Triple H's WWE Vs. Tony Khan's AEW: Which Is Better?
5. Match Quality
This is a subjective take, but the core objective of professional wrestling - and the barometer of the effective application of crowd psychology - is to make the crowd make noise. Pat Patterson, match layout genius, measured his own success in this regard with a certain catchphrase; if the fans were to "go banana", they went crazy in their response to the way in which the drama was built.
They don't really go banana on Raw, do they?
They mostly sit there like they're respectfully observing a stately procession. Why is that? Technically, a lot of the wrestling on TV is accomplished.
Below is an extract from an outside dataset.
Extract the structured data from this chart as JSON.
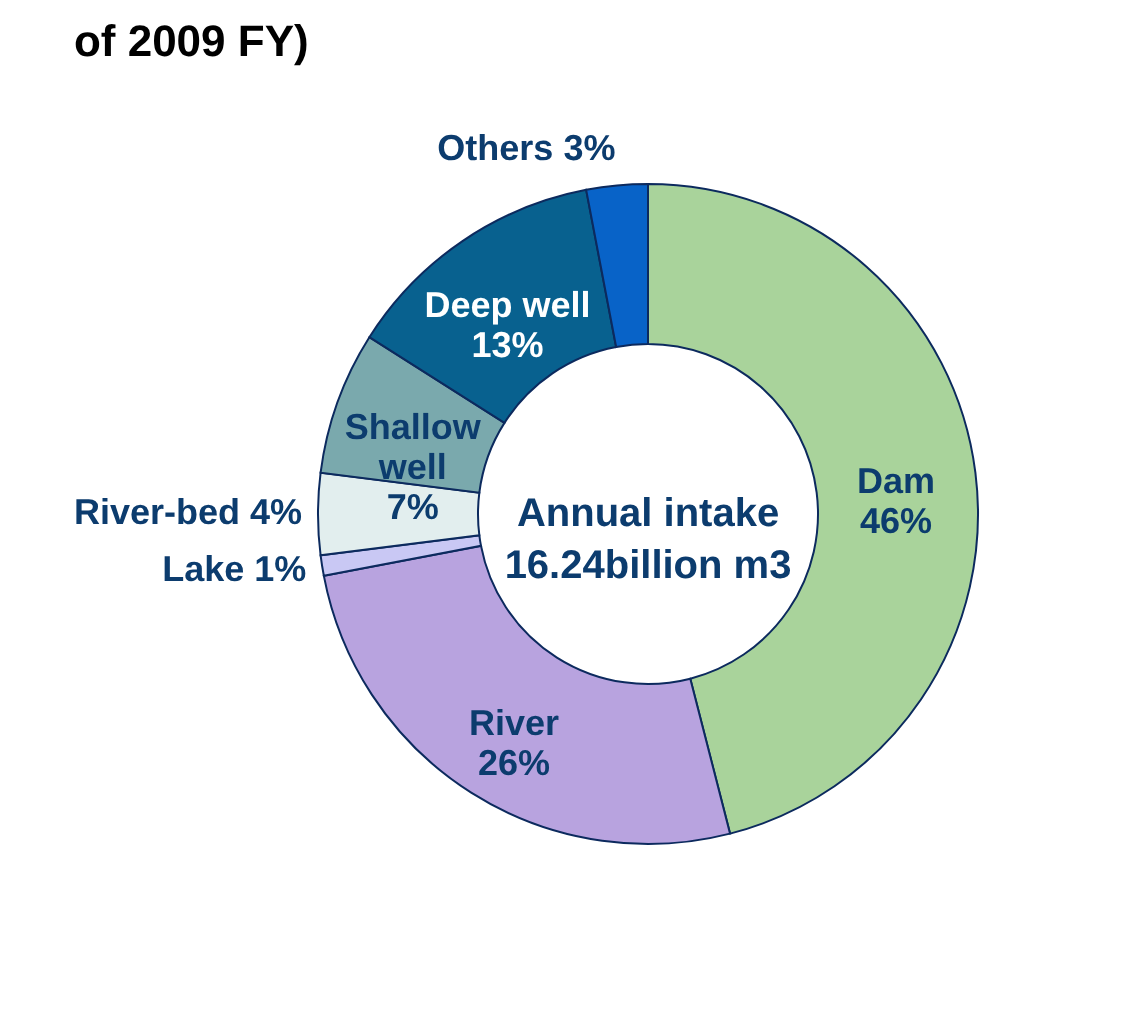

A lot of it is very good; Seth Rollins has evolved into the tactical vet role wonderfully, Chad Gable would walk into any fashionable puro league and instantly be one of the best wrestlers in it, and Asuka and IYO SKY have often teased what might be the best women’s match held in the States all year, were Triple H to actually book a singles.
There remains, even post-Vince, a patterned, rote, almost soulless at times quality to it all, even if the old house style doesn't exist in the same way it once did.
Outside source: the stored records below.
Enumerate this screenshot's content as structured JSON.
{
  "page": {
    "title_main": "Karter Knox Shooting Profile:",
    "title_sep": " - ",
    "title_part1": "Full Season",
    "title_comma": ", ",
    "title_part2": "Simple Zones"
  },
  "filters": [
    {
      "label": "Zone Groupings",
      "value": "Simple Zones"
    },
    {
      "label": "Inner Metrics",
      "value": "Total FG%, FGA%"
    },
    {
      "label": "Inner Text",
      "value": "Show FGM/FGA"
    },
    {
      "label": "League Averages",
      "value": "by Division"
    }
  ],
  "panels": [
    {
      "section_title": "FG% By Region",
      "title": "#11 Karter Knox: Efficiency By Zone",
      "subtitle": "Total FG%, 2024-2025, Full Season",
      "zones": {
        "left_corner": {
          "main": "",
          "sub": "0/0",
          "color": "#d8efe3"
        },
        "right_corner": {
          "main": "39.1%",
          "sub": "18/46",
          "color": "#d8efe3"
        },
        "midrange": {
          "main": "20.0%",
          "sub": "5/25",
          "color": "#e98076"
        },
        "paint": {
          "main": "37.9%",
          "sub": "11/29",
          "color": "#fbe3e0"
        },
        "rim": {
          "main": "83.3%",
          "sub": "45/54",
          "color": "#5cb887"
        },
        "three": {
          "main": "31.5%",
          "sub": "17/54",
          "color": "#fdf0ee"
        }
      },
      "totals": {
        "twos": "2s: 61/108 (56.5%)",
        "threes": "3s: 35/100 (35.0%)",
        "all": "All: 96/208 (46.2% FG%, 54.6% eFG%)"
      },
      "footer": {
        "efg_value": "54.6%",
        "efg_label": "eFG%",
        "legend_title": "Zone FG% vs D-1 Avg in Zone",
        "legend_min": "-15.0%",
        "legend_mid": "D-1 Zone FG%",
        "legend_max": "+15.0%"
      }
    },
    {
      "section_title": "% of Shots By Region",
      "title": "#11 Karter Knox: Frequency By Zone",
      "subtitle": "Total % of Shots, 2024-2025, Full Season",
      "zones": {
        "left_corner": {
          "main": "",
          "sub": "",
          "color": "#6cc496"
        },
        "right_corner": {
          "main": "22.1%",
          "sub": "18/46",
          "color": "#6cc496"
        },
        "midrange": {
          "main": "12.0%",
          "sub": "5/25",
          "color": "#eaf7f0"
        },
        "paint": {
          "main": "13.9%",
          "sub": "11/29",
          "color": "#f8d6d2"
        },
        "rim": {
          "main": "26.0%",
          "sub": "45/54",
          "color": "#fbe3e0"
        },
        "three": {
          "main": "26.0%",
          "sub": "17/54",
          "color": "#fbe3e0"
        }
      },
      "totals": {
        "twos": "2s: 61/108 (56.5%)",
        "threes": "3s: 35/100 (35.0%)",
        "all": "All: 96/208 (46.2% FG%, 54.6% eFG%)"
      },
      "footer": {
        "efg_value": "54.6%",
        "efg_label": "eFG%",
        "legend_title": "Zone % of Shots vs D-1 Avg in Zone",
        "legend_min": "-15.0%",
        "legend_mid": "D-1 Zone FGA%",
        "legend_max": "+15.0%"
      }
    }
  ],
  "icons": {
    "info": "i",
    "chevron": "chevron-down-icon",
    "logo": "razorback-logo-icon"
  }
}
AEW is uneven, but amazing and so different at its peak. The controlled, elusive fight feel chaos of Anarchy In The Arena is promoted in parallel with the every-move-has-meaning timeless intricacy of something like Dustin Rhodes Vs. CM Punk. The Trios matches elicit mind-melting doses of adrenaline, and indeed most genres are both accounted for and represented brilliantly.
Something like the strong style war of Chris Jericho Vs. Tomohiro Ishii doesn't happen on WWE TV - and it's a poorer product for it.